本願商標は、上記のとおり、「備前横綱」の文字を書してなるところ、構成各文字は、同じ書体、同じ大きさで、外観上まとまりよく一体に表されており、全体として「旧国名備前地方の横綱」というごとき観念を認識させるものである。そして、これより生ずる「ビゼンヨコズナ」の称呼も淀みなく一連に称呼し得るものであるから、本願商標は、「ビゼンヨコズナ」の称呼のみを生ずるものというのが相当である。

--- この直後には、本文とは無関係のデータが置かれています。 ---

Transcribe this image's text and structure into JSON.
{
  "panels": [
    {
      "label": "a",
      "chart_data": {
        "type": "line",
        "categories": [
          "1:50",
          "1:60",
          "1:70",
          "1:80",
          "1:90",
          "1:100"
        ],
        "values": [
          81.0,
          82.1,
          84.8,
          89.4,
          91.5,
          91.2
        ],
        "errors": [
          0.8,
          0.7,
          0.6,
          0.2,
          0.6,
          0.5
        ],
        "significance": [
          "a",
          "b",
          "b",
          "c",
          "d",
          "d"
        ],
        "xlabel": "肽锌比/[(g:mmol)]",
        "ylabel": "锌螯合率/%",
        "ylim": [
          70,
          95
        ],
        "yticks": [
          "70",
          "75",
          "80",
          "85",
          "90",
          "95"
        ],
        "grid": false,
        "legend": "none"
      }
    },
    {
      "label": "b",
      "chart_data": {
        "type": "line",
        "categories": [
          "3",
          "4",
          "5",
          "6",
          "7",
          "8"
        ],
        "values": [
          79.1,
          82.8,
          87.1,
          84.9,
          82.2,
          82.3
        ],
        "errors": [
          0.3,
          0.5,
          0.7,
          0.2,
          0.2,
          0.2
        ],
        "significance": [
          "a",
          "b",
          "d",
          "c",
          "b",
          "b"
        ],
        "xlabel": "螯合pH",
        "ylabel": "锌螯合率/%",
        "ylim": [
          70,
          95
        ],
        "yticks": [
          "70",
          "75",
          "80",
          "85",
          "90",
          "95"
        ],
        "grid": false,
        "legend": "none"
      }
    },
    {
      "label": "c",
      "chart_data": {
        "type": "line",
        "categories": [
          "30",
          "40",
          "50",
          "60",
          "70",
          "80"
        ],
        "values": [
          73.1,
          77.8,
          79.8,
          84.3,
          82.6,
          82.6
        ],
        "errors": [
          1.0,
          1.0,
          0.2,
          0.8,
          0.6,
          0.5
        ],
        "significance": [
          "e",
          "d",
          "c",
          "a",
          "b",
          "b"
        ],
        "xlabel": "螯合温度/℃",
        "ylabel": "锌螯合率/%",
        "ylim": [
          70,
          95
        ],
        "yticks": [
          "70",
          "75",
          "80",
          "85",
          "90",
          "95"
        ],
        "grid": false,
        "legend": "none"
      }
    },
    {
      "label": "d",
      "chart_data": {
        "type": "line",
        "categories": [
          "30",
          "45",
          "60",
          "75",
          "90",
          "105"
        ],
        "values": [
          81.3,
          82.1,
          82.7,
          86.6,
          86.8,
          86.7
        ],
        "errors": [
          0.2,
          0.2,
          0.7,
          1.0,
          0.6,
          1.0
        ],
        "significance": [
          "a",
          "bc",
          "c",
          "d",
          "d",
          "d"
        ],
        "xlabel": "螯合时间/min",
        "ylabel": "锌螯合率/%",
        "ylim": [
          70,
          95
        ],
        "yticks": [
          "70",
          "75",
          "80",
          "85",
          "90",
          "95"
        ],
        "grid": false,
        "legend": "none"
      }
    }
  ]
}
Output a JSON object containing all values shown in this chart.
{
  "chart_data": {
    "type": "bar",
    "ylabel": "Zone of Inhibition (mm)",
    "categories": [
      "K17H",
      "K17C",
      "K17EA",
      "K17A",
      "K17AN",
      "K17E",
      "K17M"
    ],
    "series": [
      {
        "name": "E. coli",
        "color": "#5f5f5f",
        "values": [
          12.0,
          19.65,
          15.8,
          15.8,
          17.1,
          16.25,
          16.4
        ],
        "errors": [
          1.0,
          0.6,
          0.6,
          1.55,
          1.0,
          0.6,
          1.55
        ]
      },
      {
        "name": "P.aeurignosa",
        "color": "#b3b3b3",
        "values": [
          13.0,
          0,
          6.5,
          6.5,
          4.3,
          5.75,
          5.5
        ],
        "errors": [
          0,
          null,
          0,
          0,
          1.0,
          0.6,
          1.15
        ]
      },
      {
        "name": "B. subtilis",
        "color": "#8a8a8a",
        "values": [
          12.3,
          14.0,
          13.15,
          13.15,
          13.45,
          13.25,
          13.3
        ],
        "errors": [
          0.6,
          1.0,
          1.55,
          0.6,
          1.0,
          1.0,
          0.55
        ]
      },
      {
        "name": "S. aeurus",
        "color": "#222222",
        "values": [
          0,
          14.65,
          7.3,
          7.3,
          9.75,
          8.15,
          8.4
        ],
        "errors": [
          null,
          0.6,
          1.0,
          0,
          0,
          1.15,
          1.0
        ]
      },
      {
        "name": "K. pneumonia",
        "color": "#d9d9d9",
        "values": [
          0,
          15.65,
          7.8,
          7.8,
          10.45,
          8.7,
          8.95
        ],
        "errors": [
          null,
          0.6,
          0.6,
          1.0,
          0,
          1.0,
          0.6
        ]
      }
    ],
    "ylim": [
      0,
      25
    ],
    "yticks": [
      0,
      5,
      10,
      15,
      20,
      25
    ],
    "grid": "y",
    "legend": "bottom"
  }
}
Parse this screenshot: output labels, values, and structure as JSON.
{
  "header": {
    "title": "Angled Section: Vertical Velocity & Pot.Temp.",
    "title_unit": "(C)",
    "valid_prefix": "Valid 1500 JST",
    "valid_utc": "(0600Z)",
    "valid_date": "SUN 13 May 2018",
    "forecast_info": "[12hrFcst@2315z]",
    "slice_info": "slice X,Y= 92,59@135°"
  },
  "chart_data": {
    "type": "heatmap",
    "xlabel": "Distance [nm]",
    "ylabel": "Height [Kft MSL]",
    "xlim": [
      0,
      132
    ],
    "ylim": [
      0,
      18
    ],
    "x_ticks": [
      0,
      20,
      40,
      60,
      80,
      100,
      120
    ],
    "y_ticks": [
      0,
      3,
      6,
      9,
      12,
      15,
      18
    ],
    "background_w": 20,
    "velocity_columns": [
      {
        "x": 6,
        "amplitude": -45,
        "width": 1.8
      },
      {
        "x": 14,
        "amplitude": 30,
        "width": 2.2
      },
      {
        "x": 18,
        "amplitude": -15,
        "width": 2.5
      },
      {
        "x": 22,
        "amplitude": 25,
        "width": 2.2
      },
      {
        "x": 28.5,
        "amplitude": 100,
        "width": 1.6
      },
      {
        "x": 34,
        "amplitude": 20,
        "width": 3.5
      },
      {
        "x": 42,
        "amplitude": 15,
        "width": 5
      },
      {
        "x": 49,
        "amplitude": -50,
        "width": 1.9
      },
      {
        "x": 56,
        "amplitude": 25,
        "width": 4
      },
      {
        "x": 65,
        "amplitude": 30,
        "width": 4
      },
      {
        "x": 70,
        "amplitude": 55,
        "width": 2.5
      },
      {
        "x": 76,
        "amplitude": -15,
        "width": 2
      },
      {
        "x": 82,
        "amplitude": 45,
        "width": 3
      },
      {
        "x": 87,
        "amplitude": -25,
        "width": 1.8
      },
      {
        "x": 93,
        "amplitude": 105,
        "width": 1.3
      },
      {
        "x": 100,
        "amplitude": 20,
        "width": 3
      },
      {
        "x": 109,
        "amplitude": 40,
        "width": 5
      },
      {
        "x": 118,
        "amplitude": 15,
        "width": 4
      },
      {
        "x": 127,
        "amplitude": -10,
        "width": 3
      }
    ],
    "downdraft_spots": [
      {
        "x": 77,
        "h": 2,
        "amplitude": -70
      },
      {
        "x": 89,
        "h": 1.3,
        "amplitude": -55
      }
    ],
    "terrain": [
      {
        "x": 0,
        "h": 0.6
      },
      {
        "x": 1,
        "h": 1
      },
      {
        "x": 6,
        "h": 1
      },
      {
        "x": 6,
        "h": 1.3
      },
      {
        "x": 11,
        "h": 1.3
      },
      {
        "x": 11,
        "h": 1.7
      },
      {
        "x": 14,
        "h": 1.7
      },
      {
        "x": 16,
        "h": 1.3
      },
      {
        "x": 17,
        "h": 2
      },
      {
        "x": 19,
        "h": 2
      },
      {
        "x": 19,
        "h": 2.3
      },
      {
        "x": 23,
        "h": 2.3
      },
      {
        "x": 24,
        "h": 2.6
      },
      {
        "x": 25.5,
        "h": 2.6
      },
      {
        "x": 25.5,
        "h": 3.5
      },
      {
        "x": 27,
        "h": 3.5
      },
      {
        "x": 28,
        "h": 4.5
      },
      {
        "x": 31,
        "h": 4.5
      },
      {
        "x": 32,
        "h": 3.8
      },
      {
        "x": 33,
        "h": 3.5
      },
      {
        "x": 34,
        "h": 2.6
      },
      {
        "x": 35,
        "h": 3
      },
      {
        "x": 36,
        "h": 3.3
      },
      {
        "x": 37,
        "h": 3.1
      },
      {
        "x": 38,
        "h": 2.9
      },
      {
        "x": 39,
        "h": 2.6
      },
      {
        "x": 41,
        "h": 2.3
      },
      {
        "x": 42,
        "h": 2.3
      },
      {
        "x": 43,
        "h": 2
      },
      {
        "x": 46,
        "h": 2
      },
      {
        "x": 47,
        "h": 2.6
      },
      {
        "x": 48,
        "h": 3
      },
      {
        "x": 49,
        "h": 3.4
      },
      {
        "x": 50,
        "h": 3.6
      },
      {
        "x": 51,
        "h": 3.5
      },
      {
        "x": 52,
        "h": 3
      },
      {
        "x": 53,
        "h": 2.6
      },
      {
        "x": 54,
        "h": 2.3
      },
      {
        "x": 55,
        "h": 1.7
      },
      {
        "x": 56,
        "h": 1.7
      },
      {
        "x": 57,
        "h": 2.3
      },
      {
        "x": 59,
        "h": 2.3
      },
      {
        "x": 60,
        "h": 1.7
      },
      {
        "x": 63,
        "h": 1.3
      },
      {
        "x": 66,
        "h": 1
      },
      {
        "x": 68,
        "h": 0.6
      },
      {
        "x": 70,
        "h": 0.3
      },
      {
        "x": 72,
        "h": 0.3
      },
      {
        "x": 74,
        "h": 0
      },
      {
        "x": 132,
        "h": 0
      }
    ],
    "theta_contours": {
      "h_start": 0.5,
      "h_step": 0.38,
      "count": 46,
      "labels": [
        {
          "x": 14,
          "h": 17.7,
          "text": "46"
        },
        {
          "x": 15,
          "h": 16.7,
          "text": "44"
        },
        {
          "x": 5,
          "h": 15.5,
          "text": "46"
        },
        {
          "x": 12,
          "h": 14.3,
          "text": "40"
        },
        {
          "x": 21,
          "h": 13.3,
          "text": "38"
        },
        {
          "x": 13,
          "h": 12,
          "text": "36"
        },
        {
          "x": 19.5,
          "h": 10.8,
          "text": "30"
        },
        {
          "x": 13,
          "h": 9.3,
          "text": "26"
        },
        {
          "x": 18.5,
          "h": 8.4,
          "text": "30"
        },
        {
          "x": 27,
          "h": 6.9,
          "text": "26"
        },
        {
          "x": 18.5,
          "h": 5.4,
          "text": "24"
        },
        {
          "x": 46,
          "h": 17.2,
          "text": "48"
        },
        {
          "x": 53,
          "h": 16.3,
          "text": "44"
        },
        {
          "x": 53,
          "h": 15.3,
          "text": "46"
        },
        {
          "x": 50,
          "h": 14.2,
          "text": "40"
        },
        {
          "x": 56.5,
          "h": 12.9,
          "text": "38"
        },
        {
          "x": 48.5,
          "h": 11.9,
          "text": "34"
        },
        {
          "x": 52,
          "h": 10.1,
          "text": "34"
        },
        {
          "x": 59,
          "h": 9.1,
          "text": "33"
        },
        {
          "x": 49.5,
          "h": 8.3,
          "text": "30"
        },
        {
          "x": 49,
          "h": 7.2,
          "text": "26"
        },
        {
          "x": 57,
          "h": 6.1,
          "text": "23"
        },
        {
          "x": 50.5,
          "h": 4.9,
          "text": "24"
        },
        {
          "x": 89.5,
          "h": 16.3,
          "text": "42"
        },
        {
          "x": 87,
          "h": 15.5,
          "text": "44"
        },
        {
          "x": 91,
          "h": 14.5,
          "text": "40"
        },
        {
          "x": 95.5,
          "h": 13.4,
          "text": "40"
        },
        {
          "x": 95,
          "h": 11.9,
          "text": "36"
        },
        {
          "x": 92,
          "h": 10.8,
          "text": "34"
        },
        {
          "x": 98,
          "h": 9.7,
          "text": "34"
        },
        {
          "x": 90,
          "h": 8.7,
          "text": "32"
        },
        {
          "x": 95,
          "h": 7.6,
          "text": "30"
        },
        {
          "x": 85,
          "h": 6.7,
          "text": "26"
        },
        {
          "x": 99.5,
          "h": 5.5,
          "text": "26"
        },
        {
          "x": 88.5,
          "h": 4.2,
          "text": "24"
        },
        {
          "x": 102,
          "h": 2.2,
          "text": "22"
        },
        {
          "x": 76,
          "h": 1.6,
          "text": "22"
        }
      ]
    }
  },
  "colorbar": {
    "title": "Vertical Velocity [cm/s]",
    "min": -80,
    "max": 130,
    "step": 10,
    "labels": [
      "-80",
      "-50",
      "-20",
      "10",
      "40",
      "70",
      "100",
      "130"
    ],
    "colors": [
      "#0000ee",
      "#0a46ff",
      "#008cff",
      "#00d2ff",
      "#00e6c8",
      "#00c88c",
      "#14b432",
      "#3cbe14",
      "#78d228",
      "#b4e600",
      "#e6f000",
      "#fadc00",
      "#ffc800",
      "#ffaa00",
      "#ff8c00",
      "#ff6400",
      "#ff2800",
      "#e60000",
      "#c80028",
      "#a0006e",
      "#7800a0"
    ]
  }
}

他方、引用商標は、上記のとおり「横綱」の文字よりなるから、該文字に相応し、「ヨコズナ」の称呼を生ずるものであり、また、「横綱」の観念が生ずるものである。

そこで、本願より生ずる「ビゼンヨコズナ」の称呼と引用商標より生ずる「ヨコズナ」の称呼とを比較するに、両称呼は、「ビゼン」の音の有無という構成音数に明らかな差異が認められ、十分に聴別し得るものである。また、本願商標と引用商標とは、外観上明らかに相違し、観念においては、本願商標が、「旧国名備前地方の横綱」の観念を生じ得るのに対し、引用商標は、「横綱」の観念を生ずるというべきであるから、観念上も明らかに区別し得るものである。

してみれば、本件商標と引用商標とは、その称呼、観念及び外観において類似するものとすることはできない。

したがって、本願商標が商標法第4条第1項第11号に該当するものとして、本願を拒絶した原査定は、取消しを免れない。

その他、政令で定める期間内に本願について拒絶の理由を発見しない。

よって、結論のとおり審決する。